Geography
- Location: Jeddah, Saudi Arabia
- Coordinates: 21°30′49″N 39°10′28″E﻿ / ﻿21.51361°N 39.17444°E

Organisation
- Type: Private

Services
- Beds: 300

History
- Founded: 2005

Links
- Website: www.imc.med.sa
- Lists: Hospitals in Saudi Arabia
- Other links: Health care in Saudi Arabia

= International Medical Center =

International Medical Center or IMC is a large private hospital in Jeddah, Saudi Arabia, and was built in 2005. The CEO of the center is Dr. Walid Fitaihi.
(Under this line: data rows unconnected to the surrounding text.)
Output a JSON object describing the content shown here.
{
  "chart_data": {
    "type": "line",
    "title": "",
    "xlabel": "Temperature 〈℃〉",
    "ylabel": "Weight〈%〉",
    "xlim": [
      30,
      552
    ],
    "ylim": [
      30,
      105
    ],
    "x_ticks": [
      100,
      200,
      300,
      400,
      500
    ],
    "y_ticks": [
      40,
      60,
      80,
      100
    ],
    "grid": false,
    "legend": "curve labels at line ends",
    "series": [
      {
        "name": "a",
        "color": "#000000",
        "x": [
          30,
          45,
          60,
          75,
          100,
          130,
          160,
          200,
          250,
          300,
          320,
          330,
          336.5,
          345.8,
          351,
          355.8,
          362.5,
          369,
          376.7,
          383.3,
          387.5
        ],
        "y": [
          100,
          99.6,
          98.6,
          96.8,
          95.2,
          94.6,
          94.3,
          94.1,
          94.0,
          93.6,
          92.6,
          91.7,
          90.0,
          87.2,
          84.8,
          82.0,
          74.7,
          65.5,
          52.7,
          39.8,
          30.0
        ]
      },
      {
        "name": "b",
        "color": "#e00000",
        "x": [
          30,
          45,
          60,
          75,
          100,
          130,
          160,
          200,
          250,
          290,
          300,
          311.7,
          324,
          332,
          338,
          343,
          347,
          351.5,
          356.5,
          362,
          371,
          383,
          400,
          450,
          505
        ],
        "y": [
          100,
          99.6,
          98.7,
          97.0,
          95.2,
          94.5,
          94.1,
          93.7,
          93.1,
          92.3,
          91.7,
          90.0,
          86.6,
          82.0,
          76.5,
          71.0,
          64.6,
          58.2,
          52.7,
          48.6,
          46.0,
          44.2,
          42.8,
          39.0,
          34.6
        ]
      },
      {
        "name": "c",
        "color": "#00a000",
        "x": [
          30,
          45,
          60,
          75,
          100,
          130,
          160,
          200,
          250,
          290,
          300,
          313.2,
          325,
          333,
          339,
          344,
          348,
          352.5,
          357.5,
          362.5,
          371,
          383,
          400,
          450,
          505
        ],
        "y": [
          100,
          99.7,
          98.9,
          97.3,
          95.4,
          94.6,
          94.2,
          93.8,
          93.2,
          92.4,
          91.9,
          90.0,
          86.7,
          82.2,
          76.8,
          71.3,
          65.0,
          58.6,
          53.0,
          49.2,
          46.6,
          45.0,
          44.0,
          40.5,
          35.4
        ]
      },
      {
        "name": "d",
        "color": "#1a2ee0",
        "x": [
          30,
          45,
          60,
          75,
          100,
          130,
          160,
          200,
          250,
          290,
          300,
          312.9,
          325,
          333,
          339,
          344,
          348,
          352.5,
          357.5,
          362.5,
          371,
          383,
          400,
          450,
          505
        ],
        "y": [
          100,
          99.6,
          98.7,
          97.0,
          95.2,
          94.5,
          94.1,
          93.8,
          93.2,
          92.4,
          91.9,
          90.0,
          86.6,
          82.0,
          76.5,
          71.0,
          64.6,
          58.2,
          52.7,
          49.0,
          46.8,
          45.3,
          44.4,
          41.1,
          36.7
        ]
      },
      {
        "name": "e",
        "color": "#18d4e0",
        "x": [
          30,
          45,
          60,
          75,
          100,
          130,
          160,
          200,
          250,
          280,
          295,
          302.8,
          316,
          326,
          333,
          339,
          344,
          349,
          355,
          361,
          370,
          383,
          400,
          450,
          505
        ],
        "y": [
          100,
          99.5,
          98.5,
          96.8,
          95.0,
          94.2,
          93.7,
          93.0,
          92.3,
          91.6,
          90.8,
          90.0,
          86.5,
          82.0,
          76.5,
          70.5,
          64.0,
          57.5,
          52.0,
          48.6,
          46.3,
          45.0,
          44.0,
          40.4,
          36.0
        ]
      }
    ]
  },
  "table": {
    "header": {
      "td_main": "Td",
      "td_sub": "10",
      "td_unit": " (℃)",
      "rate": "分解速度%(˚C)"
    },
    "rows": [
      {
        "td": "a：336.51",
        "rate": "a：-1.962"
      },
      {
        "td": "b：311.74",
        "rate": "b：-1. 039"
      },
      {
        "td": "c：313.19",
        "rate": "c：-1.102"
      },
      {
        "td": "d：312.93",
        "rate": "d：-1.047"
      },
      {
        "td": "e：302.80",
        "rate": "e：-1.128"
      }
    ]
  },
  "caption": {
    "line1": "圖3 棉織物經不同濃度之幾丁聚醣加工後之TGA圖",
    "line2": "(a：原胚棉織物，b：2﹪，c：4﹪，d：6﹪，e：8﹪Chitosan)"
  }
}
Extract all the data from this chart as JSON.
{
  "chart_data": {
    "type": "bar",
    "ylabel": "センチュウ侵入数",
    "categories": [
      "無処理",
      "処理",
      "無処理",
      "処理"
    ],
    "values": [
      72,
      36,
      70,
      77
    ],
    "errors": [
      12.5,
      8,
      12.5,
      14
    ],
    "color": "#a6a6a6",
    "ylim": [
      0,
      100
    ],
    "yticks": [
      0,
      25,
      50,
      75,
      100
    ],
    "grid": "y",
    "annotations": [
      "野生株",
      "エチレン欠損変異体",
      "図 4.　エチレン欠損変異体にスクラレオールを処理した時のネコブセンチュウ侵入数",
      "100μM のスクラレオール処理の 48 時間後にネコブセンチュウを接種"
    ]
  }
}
The IMC is a multi-disciplinary hospital that features specialty centers providing a wide range of comprehensive treatment options for different health problems. These services are delivered by more than 150 physicians in more than thirty specialties including Orthopedics, Cardiology, Oncology, Women's Health and Children's Health.

The IMC was inaugurated in 2006 by the Custodian of the Two Holy Mosques King Abdullah bin Abdulaziz and the late Crown Prince Sultan bin Abdulaziz after more than twelve years of extensive planning. In 2017, IMC bought 62% of Bait Al Batterjee Medical Company shares in Saudi-German hospitals across the region.